Organizers called it the largest climate rally in U.S. history, and it was. Depending on who you ask, there were 30,000, 40,000, even 50,000 people in Washington, D.C., Sunday to lobby for political action on climate change. Depending on who you ask, the tone was joyous or righteous. And depending on who you ask, those 30,000, 40,000, even 50,000 people were giving President Obama an angry demand, a stern but friendly prodding, or the "support he needs" to take action.
350.org, the Sierra Club, the Hip Hop Caucus, and a comprehensive list of basically anyone in the U.S. who cares about climate change joined with politicians, investors, indigenous peoples, and an assortment of celebrities (can't have a climate rally without some celebs!) to rally and lead a march on the White House Sunday afternoon, calling for an end to politics and policies that are cooking our planet to death. For all the serious stuff, it was also a party -- chants for justice were mixed in with mini dance parties to pop music. But for all the Gangnam Style, there was an overwhelming sense that, while this rally was a glorious show, it was also indicative of just how bad things have gotten.

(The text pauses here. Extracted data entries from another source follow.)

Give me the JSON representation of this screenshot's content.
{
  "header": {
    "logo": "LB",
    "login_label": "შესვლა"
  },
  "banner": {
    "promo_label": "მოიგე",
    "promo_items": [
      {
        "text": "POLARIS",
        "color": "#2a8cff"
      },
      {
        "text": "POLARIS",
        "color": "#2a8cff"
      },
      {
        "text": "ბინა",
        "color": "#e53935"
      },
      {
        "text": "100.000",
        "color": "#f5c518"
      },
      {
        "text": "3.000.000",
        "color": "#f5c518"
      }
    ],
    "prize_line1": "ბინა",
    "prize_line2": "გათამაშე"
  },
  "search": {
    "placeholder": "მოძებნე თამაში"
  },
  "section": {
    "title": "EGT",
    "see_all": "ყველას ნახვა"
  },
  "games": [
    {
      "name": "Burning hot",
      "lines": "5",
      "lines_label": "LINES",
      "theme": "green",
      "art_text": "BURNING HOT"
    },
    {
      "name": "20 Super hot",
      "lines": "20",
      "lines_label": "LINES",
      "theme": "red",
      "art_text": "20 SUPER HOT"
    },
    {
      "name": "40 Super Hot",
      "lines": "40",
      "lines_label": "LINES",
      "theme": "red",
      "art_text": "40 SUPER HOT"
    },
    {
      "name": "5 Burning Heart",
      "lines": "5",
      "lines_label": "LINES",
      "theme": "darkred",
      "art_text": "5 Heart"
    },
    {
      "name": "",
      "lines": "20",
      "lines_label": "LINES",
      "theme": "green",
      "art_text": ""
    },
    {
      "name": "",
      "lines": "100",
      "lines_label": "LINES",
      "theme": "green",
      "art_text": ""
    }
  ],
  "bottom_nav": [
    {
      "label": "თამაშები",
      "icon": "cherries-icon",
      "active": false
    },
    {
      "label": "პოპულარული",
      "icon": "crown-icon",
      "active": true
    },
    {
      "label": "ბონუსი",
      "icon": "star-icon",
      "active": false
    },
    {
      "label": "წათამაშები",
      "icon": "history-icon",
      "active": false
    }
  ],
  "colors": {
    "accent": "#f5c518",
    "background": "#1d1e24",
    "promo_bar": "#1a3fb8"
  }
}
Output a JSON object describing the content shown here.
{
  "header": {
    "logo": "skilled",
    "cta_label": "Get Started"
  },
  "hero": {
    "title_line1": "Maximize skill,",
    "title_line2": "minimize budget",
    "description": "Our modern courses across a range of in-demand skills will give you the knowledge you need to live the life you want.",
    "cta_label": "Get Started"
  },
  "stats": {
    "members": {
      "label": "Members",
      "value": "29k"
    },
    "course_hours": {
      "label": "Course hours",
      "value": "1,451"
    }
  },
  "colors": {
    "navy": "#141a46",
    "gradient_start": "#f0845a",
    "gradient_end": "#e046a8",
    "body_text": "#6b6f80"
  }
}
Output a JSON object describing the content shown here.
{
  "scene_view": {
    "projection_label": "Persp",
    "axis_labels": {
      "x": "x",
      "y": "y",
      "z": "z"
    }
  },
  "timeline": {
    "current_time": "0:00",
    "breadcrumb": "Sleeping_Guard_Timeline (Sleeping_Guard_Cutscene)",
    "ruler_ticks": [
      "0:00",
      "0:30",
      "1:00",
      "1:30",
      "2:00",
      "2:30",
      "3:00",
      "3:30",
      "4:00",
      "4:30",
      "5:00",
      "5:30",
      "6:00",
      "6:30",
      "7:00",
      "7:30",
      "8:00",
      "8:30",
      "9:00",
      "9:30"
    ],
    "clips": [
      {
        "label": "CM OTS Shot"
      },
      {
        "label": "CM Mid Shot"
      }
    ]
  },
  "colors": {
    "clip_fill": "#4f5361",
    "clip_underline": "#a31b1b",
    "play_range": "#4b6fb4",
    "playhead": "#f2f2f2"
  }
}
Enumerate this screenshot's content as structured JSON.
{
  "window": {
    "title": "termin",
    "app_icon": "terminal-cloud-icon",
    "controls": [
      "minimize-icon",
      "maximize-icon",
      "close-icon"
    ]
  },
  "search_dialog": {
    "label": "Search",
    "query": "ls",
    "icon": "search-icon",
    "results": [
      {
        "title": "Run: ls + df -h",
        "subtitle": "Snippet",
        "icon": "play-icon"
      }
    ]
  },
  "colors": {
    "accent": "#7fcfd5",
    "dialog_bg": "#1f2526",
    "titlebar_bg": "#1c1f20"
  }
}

"We have a very entrenched system that's going to really require us to work together for a vision of people, peace, and the planet," the Green Party's Jill Stein said in an interview. "We are here for the long haul."
From fracking and coal to factory farming, activists called for an end to all the little things that are adding up to climate meltdown. But mainly today we were here because of the Keystone XL pipeline -- the long-embattled project to pump vast quantities of tar-sands oil from Alberta to the Gulf of Mexico, halted a year ago by President Obama and up for a final decision this spring.